The place for experimentation, then, might be with the growing women’s professional game. With far fewer clubs around the world after the women’s game was deemed illegal in several countries in the not-that-distant past, the size of the player pool is significantly smaller than on the men’s side. In that regard, it is much closer to men’s basketball or American football than it is to men’s soccer.

“One of the biggest issues that women’s football has is comparing itself to men’s football, rather than comparing itself to even the NFL or NBA or anything like that,” Chaudhuri said. “Men’s football is just a behemoth, there’s no comparison.”

Not only does the structure of women’s professional soccer not have to attempt to support such a massive workforce, it might not even need to please the same fan base.

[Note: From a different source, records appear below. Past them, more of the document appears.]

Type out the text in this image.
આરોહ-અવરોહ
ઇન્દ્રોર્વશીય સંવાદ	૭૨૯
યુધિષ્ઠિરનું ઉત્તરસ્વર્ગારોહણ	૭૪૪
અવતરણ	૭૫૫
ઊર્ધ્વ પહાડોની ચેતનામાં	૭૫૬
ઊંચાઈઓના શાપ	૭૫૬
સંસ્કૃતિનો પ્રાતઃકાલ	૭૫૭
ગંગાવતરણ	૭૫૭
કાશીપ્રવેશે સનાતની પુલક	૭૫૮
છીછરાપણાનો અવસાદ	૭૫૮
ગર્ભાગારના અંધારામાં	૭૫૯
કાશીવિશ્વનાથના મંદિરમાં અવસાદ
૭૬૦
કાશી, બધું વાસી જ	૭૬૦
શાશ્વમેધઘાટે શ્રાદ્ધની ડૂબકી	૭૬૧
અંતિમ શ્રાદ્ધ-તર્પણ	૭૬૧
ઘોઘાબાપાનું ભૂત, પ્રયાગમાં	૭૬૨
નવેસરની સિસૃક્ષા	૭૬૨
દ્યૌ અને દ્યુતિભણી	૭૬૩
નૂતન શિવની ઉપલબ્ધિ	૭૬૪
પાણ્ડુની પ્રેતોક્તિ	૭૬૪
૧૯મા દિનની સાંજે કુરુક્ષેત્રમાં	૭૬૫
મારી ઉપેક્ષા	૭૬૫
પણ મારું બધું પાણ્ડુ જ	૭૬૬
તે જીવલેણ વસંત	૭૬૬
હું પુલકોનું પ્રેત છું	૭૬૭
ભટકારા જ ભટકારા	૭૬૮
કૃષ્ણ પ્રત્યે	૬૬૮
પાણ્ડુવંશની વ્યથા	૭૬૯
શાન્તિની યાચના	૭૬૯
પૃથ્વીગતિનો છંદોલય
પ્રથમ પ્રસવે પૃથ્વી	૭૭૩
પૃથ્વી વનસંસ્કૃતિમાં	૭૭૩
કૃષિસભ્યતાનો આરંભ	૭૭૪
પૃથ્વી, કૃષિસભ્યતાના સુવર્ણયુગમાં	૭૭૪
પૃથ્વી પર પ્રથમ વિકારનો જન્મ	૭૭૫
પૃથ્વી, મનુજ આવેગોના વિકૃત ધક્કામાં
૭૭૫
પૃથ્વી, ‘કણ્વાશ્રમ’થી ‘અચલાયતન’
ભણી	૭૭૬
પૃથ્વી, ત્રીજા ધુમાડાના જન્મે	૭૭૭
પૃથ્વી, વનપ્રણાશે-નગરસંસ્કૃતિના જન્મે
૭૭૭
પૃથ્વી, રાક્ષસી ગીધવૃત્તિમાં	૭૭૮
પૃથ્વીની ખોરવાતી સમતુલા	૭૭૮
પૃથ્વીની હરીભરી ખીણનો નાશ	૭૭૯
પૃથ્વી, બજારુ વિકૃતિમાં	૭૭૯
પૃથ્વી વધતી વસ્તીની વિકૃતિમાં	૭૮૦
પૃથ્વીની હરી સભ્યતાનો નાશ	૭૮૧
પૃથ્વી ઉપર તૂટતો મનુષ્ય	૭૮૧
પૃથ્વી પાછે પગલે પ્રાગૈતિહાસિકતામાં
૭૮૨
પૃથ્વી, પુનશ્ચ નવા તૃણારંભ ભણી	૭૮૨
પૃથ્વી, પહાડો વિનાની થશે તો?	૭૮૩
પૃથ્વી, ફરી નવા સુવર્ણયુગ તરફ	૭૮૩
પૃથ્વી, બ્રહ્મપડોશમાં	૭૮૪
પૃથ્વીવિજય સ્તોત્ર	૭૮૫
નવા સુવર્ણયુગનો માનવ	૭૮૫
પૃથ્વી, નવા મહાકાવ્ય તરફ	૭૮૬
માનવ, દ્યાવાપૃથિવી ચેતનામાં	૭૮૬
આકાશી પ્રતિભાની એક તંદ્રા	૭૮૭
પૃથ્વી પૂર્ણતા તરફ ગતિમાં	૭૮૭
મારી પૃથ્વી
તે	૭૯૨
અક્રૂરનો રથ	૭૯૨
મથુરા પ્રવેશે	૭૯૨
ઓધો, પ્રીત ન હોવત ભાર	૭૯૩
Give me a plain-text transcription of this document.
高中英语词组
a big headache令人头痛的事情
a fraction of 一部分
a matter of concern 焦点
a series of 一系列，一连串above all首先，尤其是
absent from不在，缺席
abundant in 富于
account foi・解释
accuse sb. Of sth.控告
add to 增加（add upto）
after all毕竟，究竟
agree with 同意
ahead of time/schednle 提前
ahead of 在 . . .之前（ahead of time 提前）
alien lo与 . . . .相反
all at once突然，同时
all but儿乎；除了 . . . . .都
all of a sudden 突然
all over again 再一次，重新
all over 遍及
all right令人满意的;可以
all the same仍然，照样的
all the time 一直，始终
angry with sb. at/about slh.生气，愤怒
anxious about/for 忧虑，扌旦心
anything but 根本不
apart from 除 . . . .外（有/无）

You know, the one that has certain expectations for how professional soccer is supposed to work.

“Is the audience the fans of the men’s sport that we drag over? Or is it a brand new audience?” Chaudhuri said. “In women’s football, I think there’s probably a bigger opportunity with fans that aren’t currently fans of men’s football. Being beholden or having this ingrained cultural sense of what is right and what should be done in football — that’s probably less the case for the fan of the women’s game if they’ve not grown up on it in the same way.”

Do you need promotion and relegation? Can revenues be shared? Would a salary cap work? Might playoffs be exciting? Can the European leagues and the NWSL have some kind of legitimized cross-continental tournament? Can you experiment with rule changes? Do you need the same broken system of VAR? Must the transfer market continue to exist? Could you have trades?

The women’s game offers the promise of maintaining the fundamentals of the sport we all love but creating a structure that’s totally new. For the men, though, the answers to all of those questions will remain disappointing.

“You can explore different models, but all of them are going to have pretty major trade-offs,” Chaudhuri said. “As unhappy as a lot of people are with how football is set up today, it’s almost the best trade-off of all the different options that are on the table.”